Dennis Quaid stars as Lawrence Weatherhold, an English professor at Carnegie-Mellon University who’s too smart for his own good. His smugness is seen as a virtue only to himself- his students resent him, his fellow faculty members avoid speaking to him, and the book he’s looking to publish- entitled “You Can’t Read”- oozes that arrogance out of every page, causing rejection by every publisher until one decides it can be a great controversy magnet, forgetting the content in it. His home life isn’t that great, either, not helped any by the specter of his wife’s death years earlier. His son (Ashton Holmes) is neglected by him, even though he’s an aspiring poet. His daughter Vanessa (Ellen Page) is a feisty Young Republican who’s inherited her father’s drive towards Academic success, even if it means not having a lot of fun in the process. His adopted brother (Thomas Hayden Church) marches to his own drummer in comparison, without fear of being considered a loser as he drifts from job-to-job and sleeps in, without much drive in his life. All four need to learn a few things about getting along with each other more when Lawrence injures himself and is forced to be driven all over by his brother and others. But opportunity finds him when a beautiful nurse (Sarah Jessica Parker) catches his attention- not just because she was a former student- and the two start dating.

More than anything else, this comedy-drama, in the Alexander Payne-Wes Anderson mold, is about daring to change. More importantly, it’s about recognizing the need to. It’s not an easy thing for some people, especially when you look at yourself as better than others, or more importantly, when you PROJECT that image, even if you don’t feel that way. Not all of the characters in this movie- directed with sharp intelligence and wit by Noam Murro- need to change mind you; Lawrence and Vanessa are the ones most hampered in by themselves.

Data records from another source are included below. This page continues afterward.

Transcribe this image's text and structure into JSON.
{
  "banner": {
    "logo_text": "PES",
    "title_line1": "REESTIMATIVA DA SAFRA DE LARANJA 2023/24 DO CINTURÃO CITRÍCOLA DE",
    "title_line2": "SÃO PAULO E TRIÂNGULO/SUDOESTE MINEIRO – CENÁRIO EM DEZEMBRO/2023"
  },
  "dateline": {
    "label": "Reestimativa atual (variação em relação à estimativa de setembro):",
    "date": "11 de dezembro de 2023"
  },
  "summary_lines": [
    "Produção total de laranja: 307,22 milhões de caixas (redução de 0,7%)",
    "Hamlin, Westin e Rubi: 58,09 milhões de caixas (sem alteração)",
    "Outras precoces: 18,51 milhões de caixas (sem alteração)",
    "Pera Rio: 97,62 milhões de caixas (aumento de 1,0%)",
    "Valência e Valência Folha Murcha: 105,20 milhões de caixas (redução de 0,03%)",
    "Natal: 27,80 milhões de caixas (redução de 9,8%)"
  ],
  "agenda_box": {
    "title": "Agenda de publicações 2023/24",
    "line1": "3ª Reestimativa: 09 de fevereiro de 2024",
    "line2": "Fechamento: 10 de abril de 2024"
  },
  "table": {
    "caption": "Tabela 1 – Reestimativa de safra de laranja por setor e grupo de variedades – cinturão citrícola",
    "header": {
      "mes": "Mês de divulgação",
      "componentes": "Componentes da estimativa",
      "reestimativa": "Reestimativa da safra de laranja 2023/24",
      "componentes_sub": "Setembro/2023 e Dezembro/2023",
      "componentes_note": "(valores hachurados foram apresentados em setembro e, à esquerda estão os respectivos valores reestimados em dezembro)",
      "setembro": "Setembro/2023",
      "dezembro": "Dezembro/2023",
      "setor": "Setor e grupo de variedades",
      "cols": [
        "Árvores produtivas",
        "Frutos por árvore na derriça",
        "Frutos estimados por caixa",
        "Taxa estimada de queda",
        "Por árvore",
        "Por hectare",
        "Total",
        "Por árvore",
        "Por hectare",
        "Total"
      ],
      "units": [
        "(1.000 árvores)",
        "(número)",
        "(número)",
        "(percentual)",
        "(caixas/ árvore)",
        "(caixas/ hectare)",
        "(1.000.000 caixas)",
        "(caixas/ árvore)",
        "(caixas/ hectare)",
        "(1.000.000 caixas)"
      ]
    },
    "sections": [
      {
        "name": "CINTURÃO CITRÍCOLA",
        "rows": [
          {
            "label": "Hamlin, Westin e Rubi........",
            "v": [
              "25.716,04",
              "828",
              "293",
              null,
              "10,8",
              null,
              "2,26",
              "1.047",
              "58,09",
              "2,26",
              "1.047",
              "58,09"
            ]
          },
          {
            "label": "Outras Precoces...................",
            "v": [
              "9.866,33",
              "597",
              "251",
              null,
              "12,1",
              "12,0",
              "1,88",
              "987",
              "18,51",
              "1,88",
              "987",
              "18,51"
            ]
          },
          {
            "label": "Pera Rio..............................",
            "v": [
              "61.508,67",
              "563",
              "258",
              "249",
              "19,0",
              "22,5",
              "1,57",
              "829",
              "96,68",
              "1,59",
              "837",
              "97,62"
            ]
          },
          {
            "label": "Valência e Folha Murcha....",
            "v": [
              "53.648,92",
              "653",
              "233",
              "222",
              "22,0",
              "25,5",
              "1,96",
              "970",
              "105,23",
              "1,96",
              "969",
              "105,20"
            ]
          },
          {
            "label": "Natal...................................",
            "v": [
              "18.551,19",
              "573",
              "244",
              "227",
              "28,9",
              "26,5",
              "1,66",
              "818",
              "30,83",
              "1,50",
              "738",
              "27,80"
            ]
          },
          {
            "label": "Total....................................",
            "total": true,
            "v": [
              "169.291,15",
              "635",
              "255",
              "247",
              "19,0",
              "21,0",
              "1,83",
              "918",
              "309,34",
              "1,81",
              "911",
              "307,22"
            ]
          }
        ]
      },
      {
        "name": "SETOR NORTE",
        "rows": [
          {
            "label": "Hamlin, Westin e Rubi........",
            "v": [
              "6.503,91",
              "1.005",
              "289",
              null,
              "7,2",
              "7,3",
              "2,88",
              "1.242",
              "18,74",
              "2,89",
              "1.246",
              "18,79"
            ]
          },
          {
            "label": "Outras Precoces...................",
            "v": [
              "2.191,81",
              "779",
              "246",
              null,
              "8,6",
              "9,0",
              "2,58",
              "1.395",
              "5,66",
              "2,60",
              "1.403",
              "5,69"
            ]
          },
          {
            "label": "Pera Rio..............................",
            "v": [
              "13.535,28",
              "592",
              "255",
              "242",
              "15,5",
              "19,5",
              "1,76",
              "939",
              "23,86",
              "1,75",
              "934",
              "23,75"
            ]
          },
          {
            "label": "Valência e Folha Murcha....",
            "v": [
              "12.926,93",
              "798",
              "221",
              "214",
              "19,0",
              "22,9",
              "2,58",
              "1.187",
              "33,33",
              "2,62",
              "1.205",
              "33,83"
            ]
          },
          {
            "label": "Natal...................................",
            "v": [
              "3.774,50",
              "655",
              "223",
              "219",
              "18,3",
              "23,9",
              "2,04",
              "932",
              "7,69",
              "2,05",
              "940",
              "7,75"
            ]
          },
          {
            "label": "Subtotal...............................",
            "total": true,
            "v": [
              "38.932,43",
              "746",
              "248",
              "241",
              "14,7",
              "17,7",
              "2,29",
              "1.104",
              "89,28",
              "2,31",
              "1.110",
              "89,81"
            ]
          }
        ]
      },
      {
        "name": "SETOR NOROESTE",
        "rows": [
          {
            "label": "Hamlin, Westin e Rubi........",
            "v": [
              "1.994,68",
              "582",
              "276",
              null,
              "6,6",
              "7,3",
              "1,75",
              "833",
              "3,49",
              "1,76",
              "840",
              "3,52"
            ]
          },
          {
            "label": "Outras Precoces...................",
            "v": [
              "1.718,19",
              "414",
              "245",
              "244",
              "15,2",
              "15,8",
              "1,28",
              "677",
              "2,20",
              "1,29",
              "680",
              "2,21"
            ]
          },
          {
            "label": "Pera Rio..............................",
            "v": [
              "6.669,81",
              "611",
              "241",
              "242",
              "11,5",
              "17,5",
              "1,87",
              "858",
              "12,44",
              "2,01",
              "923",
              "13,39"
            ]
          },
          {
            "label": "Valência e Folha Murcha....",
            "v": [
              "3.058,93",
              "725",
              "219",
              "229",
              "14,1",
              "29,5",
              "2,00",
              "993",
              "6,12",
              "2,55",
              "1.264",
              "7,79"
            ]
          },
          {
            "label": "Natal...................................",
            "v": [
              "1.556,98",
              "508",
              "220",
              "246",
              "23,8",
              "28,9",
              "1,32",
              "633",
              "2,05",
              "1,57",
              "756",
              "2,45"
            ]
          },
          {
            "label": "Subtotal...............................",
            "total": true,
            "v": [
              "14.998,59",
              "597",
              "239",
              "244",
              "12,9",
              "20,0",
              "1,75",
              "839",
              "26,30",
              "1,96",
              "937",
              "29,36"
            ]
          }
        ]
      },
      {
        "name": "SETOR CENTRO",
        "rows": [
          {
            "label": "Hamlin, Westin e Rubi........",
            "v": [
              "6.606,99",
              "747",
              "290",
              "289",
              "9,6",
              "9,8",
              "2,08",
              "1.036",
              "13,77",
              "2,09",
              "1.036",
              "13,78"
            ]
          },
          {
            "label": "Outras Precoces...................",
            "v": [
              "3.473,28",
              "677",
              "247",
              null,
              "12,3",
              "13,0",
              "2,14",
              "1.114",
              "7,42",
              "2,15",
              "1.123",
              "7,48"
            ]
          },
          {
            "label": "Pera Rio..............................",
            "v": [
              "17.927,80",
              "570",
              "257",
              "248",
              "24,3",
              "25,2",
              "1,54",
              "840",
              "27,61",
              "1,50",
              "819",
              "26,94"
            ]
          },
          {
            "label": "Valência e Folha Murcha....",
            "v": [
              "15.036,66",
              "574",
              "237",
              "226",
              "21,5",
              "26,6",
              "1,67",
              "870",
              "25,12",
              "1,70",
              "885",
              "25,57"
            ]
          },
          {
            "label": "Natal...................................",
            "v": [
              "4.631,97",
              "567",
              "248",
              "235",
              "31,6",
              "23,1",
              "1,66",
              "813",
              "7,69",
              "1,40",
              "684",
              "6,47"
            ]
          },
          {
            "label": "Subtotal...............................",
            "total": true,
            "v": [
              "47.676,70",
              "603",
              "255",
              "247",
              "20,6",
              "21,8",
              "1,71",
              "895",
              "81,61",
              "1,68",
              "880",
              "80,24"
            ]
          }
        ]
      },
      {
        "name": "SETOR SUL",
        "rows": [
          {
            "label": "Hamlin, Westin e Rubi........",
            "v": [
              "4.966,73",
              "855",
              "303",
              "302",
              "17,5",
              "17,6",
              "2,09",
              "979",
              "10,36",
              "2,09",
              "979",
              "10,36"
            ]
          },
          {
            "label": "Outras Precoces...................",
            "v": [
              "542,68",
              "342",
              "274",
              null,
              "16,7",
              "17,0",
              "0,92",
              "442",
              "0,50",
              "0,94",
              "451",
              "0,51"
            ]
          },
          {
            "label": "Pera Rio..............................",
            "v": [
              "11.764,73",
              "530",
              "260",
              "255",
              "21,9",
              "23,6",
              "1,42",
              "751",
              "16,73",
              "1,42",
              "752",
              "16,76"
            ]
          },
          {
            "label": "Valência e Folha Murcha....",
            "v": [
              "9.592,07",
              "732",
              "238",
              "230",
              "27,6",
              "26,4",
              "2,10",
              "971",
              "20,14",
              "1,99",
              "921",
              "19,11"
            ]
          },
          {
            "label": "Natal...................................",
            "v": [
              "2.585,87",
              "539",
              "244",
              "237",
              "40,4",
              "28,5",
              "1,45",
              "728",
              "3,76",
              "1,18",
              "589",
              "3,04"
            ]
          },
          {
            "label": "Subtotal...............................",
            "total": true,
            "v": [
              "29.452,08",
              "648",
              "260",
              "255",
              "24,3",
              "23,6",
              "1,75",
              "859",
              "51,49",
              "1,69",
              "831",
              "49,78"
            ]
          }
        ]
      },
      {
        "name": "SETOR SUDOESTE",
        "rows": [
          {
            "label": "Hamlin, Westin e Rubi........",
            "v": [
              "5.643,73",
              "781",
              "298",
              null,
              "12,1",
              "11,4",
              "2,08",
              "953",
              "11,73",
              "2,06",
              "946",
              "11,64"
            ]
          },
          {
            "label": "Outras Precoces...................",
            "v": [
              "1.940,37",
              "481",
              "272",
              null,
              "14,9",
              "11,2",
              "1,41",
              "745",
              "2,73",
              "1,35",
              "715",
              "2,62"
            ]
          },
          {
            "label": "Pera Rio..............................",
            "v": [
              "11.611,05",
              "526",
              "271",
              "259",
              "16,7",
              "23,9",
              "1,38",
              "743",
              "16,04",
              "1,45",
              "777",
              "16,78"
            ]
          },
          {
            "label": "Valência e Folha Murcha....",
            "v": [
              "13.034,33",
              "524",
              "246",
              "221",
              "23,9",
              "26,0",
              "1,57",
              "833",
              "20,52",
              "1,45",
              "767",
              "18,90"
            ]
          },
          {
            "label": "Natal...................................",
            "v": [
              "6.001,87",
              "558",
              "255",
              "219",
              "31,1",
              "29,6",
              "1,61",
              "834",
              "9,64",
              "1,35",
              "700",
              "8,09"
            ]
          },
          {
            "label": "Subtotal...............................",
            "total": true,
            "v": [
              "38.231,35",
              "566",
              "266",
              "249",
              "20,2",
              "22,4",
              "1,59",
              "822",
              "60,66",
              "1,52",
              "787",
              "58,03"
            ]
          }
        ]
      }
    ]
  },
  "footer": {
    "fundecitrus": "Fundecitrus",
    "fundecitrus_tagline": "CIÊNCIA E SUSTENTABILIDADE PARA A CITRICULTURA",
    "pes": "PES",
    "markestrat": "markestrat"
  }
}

The rest provide the catalyst for change, with the brother (played by Church, who keeps getting better with roles like this, “Sideways,” and “Spider-Man 3”) and the nurse (played by Parker in a feeling, frustrated performance that resonates with both the audience and Lawrence) playing the biggest roles in that department.

As the film’s quintessential “smart people” of the title, Quaid and Page bring their A-games. Quaid has always been an underrated actor in his ability to get into his characters, from “The Rookie” to “In Good Company” to “Far From Heaven” to “Traffic” and “Frequency,” probably because he’s also been saddled with movies below his talent as well (“The Day After Tomorrow,” “Jaws 3-D” anyone?). Here, he’s terrific at showing the insecurities behind the confidence of this brilliant professor, the pain behind the pleasure when he’s out with Parker, and the inability to connect with others that is the curse of most brilliant minds. But one look in his eyes, and you can feel that he wants to change thing. For Page’s Vanessa, it’s more complicated than that. As played by Page, Vanessa seems cut from the same cloth as her Juno in independent thinking and street smart wit until you see the by-play between her and Church’s character, and see just how hampered in by conformity she really is. Don’t get me wrong, for a Young Republican in today’s society, Vanessa is quite the rebel, but it’s not until her uncle comes into town that she really starts to see that she can be so much more than she is right now. She’s a glimpse at a younger generation pressured into success by standards too impossibly high to meet sometimes, too determined to fit the mold that they’ve forgotten to be rebellious. In the end, you start to see a glimpse of that rebellion in not just her but her father, but not because they’re pushing against society’s standards, but because they’re finally figuring out how to find their place in them. The future looks bright for them; the movie telling their story is kind of bright to, in how it tells it.